Das Wachstum in China hat seinen Höhepunkt erreicht; die Industrieproduktion, die Einzelhandelsumsätze und der Bausektor bewegen sich alle unter ihrem Dreijahresdurchschnitt. Dennoch erwarten wir für das Gesamtjahr eine sehr respektable Steigerung des BIP um 10% – etwas mehr als die Konsensprognose von 8,5%.
Selbst wenn die zunehmenden regulatorischen Eingriffe Pekings das Wachstum gefährden sollten, können wir beruhigt sein, da unsere Liquiditätsindikatoren zeigen, dass China jede Menge geldpolitische Schlagkraft hat.

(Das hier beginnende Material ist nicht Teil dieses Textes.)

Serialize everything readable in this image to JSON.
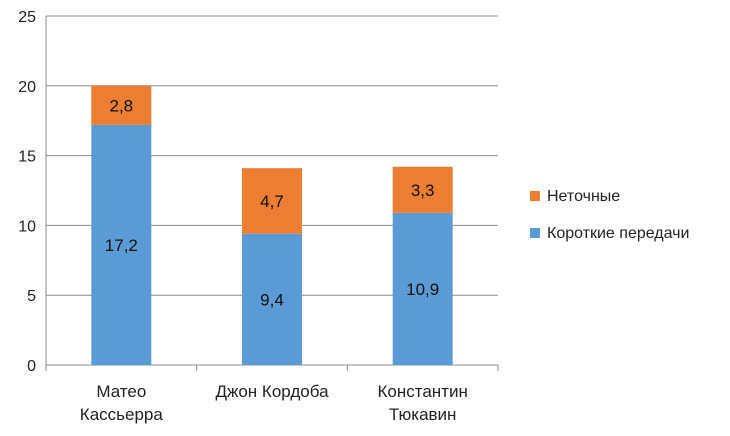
{
  "chart_data": {
    "type": "bar",
    "stacked": true,
    "categories": [
      [
        "Матео",
        "Кассьерра"
      ],
      [
        "Джон Кордоба"
      ],
      [
        "Константин",
        "Тюкавин"
      ]
    ],
    "series": [
      {
        "name": "Короткие передачи",
        "color": "#5B9BD5",
        "values": [
          17.2,
          9.4,
          10.9
        ],
        "labels": [
          "17,2",
          "9,4",
          "10,9"
        ]
      },
      {
        "name": "Неточные",
        "color": "#ED7D31",
        "values": [
          2.8,
          4.7,
          3.3
        ],
        "labels": [
          "2,8",
          "4,7",
          "3,3"
        ]
      }
    ],
    "ylim": [
      0,
      25
    ],
    "yticks": [
      0,
      5,
      10,
      15,
      20,
      25
    ],
    "grid": true,
    "legend": "right",
    "legend_order": [
      1,
      0
    ]
  }
}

So haben die chinesischen Währungshüter bereits im Juli Massnahmen ergriffen und eine Senkung des Mindestreservesatzes um 50 Basispunkte angekündigt. Wir gehen davon aus, dass in den kommenden Monaten noch mehr passieren wird.
Die USA entwickeln sich in die entgegengesetzte Richtung – die US-Notenbank ist in die ersten Phasen eines Straffungszyklus eingetreten. Die Fed verwies bei ihrer letzten Sitzung auf die Verbesserung der Konjunkturbedingungen und den „Fortschritt“ auf dem Arbeitsmarkt. Wir gehen jedoch davon aus, dass die Straffung eher langsam verlaufen wird. Vorerst bleibt die US-Geldpolitik nach unseren Modellen die lockerste von allen grossen Volkswirtschaften der Welt.
Eines der deutlichsten Signale, das von unseren Bewertungsmodellen ausgeht, ist, dass US-Staatsanleihen jetzt teuer erscheinen, insbesondere im Vergleich zu den Niveaus, die sich von den von uns beobachteten zyklischen Trends ableiten lassen.
Gleiches gilt für US-Aktien. Das KGV von 21,5 bei US-Aktien, basierend auf dem prognostizierten EPS für die kommenden 12 Monate, kann sich nur dann auf diesem Niveau halten, wenn das Trendwachstum unverändert bleibt, die Gewinnmargen sich auf hohem Niveau stabilisieren und die Anleiherenditen weiterhin niedrig bleiben. Die Erholung der US-Gewinne orientierte sich bislang an der Entwicklung des BIP (siehe Abb. 2) und wir gehen davon aus, dass ein weiterer Anstieg des Wachstums der Unternehmensgewinne in diesem Jahr eher unwahrscheinlich ist, sofern die Wachstumsprognosen für das US-BIP nicht nach oben korrigiert werden.
Die markttechnischen Indikatoren deuten darauf hin, dass die Korrelation bei den Renditen von Aktien und Anleihen wieder negativ ist. Dies macht festverzinsliche Wertpapiere im Hinblick auf die Diversifizierung wieder attraktiver.
Eine weitere Schlussfolgerung, die wir aus unseren technischen Analysen ziehen können, ist, dass die Investoren offensichtlich vorsichtiger geworden sind. Dies spiegelt sich in den starken Zuflüssen in Staatsanleihen der letzten Wochen sowie in Aktienfonds, die in Qualitätsaktien investieren, wider. Laut Daten von EPFR flossen in den ersten drei Juliwochen rund 6,7 Mrd. US-Dollar aus zyklischen Sektoren in Technologie, Gesundheitswesen und Konsumgüter. Im gleichen Zeitraum wurden rund 3,1 Mrd. US-Dollar aus Finanz-, Grundstoff- und Energieaktien abgezogen.